La noticia da la vuelta al mundo, Sony está en el candelero, comienzan las teorías sobre la información incluida en dichas cuentas (datos de tarjetas de crédito, etc), a quién se atribuye el ataque (como no, Anonymous queda en el punto de mira inmediatamente), posibles logs de IRC comentando la jugada... Lo que está claro es que todo esto fue posible por no tener servidores y servicios actualizados a sus últimas versiones.

(2) Intrusión en Sony Online Entertainment



[2 de Mayo de 2011] Seguidamente se informa de la obtención de 25 millones más de cuentas de usuarios por una intrusión en otra comunidad online de jugadores, Sony Online Entertainment. Aunque se atribuía como ataque a raíz de la primera intrusión a la PlayStation Network, se aclara que ambos servicios se encuentran en ámbitos diferentes, por lo tanto, deben tratarse como hechos aislados técnicamente.

Además de los millones de usuarios, se confirma que se tendría acceso a más de 12,000 datos de tarjetas de crédito de los usuarios. Los titulares en la prensa cambian el mensaje, y ahora ya se habla de la fuga total de 100 millones de usuarios, uniendo ambos incidentes. La bola ya es gigante, toda la comunidad está cabreada, bajan las acciones de Sony (que luego reflotan debido a las ruedas de prensa que ofrece la compañía a raíz de los ataques) y ya es imposible pensar que puede ocurrir algo más...Pero sí, comienza una oleada que comparte objetivo (SONY) pero difiere en muchos otros aspectos que veréis a continuación.

(3) Deface a Sony BMG Greece

[5 de Mayo de 2011] Tímidamente, se publica en el portal Zone-H, en la sección Archive encargada de recopilar defaces a webs, un ataque deface a Sony BMG Greece cuya direción es sonyMusic.gr. Un usuario llamado b4d_vipera es el autor. Y digo tímidamente, ya que esta incidencia tiene poco eco, sobretodo con la bola que ya había formada por la grandísima fuga de información y la necesidad de recuperar el servicio cuanto antes. 

No trasciende más allá de la modificación de la página, por lo que dicha notificación se pierde entre los ataques masivos que recopila Zone-h diariamente.

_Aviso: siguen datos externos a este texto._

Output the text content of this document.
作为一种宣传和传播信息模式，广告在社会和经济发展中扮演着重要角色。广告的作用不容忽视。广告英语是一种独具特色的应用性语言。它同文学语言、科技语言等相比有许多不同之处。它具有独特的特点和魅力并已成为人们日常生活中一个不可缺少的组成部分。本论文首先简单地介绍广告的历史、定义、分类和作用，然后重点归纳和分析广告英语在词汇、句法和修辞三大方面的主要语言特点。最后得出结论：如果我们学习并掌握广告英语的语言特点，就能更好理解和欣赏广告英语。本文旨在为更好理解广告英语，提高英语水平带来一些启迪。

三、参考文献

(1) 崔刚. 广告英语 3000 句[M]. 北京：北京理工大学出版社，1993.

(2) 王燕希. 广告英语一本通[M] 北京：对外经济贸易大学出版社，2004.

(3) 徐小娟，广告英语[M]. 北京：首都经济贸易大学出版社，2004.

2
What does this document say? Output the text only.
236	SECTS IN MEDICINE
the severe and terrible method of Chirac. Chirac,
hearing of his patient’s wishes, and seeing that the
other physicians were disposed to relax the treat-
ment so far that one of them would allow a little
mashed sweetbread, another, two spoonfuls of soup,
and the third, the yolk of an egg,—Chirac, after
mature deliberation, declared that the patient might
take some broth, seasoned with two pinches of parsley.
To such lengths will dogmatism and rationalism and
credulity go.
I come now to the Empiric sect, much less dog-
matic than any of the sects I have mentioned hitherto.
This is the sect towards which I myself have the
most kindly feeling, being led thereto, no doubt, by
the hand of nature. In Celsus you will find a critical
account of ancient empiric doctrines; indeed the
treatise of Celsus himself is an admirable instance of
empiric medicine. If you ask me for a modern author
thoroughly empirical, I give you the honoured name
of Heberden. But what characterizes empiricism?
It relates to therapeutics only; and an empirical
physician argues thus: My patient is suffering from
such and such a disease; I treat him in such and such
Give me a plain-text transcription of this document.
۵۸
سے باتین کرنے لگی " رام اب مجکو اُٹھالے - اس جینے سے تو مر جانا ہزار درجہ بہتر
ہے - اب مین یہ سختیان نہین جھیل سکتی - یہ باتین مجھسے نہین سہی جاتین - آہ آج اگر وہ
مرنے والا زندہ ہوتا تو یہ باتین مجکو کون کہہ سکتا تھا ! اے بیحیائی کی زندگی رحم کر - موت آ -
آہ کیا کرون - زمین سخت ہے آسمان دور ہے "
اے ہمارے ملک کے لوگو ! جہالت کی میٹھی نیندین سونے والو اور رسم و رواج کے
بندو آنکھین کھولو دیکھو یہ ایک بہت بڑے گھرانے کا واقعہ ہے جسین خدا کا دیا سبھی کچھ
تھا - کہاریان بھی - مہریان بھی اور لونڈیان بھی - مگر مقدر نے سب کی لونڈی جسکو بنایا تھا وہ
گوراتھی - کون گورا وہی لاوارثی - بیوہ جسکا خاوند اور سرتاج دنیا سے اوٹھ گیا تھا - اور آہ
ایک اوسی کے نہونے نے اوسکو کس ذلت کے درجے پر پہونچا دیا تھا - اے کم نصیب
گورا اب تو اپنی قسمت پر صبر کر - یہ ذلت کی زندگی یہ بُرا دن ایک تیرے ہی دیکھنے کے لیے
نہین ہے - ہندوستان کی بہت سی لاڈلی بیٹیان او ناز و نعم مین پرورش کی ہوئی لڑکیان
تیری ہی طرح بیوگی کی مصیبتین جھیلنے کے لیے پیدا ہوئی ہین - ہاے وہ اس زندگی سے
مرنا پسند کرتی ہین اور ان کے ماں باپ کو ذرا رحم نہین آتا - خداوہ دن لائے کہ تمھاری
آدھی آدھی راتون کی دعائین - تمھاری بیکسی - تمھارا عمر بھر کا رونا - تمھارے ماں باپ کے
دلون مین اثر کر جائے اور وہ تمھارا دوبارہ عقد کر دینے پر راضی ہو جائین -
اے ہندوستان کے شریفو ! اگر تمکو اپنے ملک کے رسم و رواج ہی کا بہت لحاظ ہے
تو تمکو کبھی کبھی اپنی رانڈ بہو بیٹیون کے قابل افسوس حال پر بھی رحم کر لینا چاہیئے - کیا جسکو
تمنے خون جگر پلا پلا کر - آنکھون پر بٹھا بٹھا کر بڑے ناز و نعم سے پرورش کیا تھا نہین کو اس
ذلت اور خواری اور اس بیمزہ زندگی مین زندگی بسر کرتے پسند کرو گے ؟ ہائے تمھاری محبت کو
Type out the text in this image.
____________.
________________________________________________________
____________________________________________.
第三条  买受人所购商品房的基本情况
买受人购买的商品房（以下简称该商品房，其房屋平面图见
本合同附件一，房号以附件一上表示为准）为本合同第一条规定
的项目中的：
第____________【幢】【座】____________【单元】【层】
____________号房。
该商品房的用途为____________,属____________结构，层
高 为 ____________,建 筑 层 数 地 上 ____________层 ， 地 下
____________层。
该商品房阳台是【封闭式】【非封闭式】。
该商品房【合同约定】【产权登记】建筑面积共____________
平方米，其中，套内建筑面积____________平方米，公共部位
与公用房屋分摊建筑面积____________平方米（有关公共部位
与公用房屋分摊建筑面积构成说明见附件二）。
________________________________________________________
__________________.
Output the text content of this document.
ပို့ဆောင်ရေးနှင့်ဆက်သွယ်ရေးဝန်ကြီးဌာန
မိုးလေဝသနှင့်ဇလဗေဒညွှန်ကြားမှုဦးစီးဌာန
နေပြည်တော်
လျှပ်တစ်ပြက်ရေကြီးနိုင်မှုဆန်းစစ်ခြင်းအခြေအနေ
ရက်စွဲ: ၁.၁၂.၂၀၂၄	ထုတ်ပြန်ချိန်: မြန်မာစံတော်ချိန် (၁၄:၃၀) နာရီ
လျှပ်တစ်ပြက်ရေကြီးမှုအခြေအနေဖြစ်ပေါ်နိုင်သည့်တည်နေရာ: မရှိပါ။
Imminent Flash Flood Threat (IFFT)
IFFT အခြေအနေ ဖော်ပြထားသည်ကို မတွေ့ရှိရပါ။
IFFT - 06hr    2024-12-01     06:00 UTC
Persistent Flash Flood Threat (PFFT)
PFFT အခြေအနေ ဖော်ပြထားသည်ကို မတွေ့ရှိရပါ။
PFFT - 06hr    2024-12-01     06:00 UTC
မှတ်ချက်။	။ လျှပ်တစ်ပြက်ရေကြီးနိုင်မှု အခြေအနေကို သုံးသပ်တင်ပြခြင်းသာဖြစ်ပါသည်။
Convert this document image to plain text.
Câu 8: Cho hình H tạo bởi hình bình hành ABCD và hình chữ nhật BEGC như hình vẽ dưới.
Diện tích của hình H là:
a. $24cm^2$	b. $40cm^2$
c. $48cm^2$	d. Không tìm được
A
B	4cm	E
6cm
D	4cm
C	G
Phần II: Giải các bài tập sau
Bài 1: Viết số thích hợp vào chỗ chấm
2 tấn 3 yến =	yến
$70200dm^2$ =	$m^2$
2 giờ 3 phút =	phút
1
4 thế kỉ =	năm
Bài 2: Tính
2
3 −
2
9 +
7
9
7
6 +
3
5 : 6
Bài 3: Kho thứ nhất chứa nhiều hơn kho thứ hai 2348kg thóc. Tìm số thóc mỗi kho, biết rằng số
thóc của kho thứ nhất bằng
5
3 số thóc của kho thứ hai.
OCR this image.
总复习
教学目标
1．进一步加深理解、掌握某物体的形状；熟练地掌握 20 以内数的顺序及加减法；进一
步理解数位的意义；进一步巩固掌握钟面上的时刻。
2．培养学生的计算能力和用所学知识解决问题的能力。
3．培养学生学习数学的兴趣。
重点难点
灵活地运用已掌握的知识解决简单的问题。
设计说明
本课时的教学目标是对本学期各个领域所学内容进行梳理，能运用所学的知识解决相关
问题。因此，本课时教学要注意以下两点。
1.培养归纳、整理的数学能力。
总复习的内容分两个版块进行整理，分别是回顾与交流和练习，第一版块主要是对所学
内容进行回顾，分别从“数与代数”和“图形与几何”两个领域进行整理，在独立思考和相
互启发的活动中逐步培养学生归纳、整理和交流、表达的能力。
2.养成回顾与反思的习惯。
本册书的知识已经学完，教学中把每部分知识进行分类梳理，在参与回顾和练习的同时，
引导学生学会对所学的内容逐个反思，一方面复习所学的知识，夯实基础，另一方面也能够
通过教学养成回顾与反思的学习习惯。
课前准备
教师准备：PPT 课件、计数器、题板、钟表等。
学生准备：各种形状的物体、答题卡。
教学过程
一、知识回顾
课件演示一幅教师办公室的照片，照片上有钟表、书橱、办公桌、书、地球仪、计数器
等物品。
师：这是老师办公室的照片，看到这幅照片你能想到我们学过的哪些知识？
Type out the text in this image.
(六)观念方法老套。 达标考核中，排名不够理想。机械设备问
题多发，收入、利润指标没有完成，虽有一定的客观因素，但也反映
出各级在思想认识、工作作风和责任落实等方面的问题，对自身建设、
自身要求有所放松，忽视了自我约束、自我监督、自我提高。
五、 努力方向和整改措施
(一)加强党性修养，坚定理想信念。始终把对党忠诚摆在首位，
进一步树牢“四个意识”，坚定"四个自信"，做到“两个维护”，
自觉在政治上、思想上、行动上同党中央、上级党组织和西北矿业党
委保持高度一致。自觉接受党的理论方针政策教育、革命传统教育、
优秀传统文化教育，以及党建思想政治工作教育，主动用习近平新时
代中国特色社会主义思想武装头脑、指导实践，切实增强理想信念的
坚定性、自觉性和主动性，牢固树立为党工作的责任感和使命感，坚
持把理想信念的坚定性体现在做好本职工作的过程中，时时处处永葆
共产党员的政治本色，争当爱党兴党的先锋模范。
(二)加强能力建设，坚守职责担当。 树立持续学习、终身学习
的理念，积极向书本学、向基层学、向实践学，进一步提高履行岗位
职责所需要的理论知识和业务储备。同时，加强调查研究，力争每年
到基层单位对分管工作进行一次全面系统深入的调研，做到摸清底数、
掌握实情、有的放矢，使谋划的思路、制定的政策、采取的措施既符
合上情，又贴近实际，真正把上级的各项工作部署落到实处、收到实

(4) Ficheros con información sensible en products.sel.sony.com

[5 de Mayo de 2011] El portal de seguridad The Hacker News, recibe en exclusiva un correo electrónico de un usuario, en el que se dan varios enlaces directos a ficheros albergados dentro del subdominio de Sony products.sel.sony.com, que contienen información sensible de usuarios. Mediante unas búsquedas típicas de documentos ofimáticos en Google (site:products.sel.sony.com filetype:xls), es posible ver dicha información directamente como resultados de Google. ¿Robots.txt? ¿Para qué?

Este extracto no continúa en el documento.